Some circles say that Prime Ministers, or even popular leaders, have never been held accountable. But look for Liaquat Ali Khan case who was shot dead. Look for Z A Bhutto’s case who was hanged. Look for Benazir case who was shot dead. Look for Nawaz Sharif who was exiled, put behind the bars and is now under trial. If punishing prime ministers is a criterion than one can compare Pakistan to established democracies and can claim that we have more accountability for elected officials than any other country, making us one of the most pro-people systems in the world. This would, however, be a statement that not even the most enthusiastic nationalists would like to make. For Pakistan’s record of holding elected officials is intertwined with a peculiar trajectory; that of the complete impunity of unelected officials, in particular the military and the judiciary.
We now need to resolve this paradox. Despite repeatedly undergoing the ritual of deposing prime ministers, we cannot claim that we have moved closer to a culture of across-the-board accountability, since the deep state remains outside the ambit of any such process.
The political ramifications of such accountability have been even more dubious. In a society where abuse of public authority is a norm, and industrial development is linked to cronyism, it is not hard to indict large sections of the elite (and upper middle classes) of bending the law for personal benefits.
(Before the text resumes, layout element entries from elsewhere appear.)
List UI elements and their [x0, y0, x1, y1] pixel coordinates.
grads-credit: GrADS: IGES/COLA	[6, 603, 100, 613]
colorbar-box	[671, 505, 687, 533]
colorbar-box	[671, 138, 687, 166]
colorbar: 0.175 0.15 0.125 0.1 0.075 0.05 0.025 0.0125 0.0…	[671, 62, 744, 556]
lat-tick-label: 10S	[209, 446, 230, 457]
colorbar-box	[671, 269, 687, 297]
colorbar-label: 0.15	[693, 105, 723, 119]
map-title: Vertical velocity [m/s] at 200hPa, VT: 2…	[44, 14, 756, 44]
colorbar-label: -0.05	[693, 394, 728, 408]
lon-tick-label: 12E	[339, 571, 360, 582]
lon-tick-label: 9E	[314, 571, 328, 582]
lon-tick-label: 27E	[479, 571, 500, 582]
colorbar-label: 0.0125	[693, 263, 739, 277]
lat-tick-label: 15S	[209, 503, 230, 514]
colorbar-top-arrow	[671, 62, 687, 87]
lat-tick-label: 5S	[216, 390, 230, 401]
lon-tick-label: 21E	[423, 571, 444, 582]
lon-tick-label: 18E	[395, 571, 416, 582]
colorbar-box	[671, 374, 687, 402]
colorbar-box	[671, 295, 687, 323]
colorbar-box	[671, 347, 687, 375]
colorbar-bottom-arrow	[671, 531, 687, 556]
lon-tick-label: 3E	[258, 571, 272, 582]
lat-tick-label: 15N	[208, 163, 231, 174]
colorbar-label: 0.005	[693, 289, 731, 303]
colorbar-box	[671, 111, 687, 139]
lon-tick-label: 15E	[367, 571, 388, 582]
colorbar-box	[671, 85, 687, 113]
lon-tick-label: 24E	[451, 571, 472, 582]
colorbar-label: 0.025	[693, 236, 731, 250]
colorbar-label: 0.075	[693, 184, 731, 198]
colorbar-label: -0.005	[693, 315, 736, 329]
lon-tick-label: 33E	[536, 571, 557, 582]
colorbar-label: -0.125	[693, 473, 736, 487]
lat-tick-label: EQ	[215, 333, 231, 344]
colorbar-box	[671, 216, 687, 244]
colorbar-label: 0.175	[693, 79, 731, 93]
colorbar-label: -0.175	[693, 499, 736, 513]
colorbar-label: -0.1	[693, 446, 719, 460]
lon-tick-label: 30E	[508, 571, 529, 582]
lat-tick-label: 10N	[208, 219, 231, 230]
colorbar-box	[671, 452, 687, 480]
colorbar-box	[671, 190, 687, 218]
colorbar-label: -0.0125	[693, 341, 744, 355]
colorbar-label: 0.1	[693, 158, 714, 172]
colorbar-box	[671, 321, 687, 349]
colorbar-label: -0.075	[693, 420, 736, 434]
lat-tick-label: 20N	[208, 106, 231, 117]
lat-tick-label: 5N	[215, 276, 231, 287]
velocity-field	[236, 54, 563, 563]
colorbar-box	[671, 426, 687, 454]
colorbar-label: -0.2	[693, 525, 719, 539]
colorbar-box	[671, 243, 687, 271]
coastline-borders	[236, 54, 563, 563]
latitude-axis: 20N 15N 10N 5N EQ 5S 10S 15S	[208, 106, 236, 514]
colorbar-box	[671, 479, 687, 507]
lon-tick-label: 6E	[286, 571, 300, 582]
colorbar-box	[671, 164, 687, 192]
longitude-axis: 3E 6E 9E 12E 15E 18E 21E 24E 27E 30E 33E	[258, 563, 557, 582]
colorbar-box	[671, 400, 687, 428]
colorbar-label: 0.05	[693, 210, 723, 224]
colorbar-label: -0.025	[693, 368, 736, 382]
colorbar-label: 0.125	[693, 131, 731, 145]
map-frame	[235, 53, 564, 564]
This reality is compounded by the fact that the deep state not only enjoys impunity for itself, but also has the power to offer a clean chit to anyone among this class who chooses to function under its ambit. In the 1960s, General Ayub Khan was able to set up his own faction of the Muslim League by enticing political bigwigs with lucrative offers of patronage, all in the name of fighting corruption. General Ziaul Haq also pardoned and consequently included a number of political heavyweights in his government by offering access to government resources. Even the Sharif family was one such household that obtained immense financial benefits for its closeness to the Zia regime.
The latest round of ‘good governance’ was of course witnessed under the Musharraf regime, where NAB was used to fulfill the unfinished task of cleaning Pakistan from the corruption of the two major parties. The process, however, turned into a farce when Musharraf needed political allies to stabilize his government. Thus, a large number of PML-N, and later PPP, members were cajoled into a pro-Musharraf coalition, with not only corruption cases against them dropped, but by also being offered high posts in the cabinet.
Today the same thing is being repeated and most of the elites who were with PPP or PML N are now sitting on the PTI benches making themselves immune to come under accountability process. The NAB who is very quick to take actions against Nawaz Sharif family from its elders to new born babies is totally silent on these people.
Hence the entanglement between accountability and impunity is extended or withdrawn to different actors are based as part of a political calculation. It implies that rather than being an attempt to eradicate corruption, accountability in Pakistan has been, and remains, a technique of governance. It is a method through which threats, selective action and conditional pardons are put into effect.
Over the past 72 years, each phase of accountability has come with proclamations suggesting that at least the process has begun and will eventually deepen. Yet, instead of a beginning, it ends up being part of a repetition, in which even greater, well-entrenched and sacred elites continue to reproduce their own privileges.
The demands for accountability, and the egalitarian impulse such demands express, can be realized only when applied across the board without exceptions for any sacred cows. The destinies of nations cannot be changed without such principled, but uncomfortable decisions. Let us hope for the better.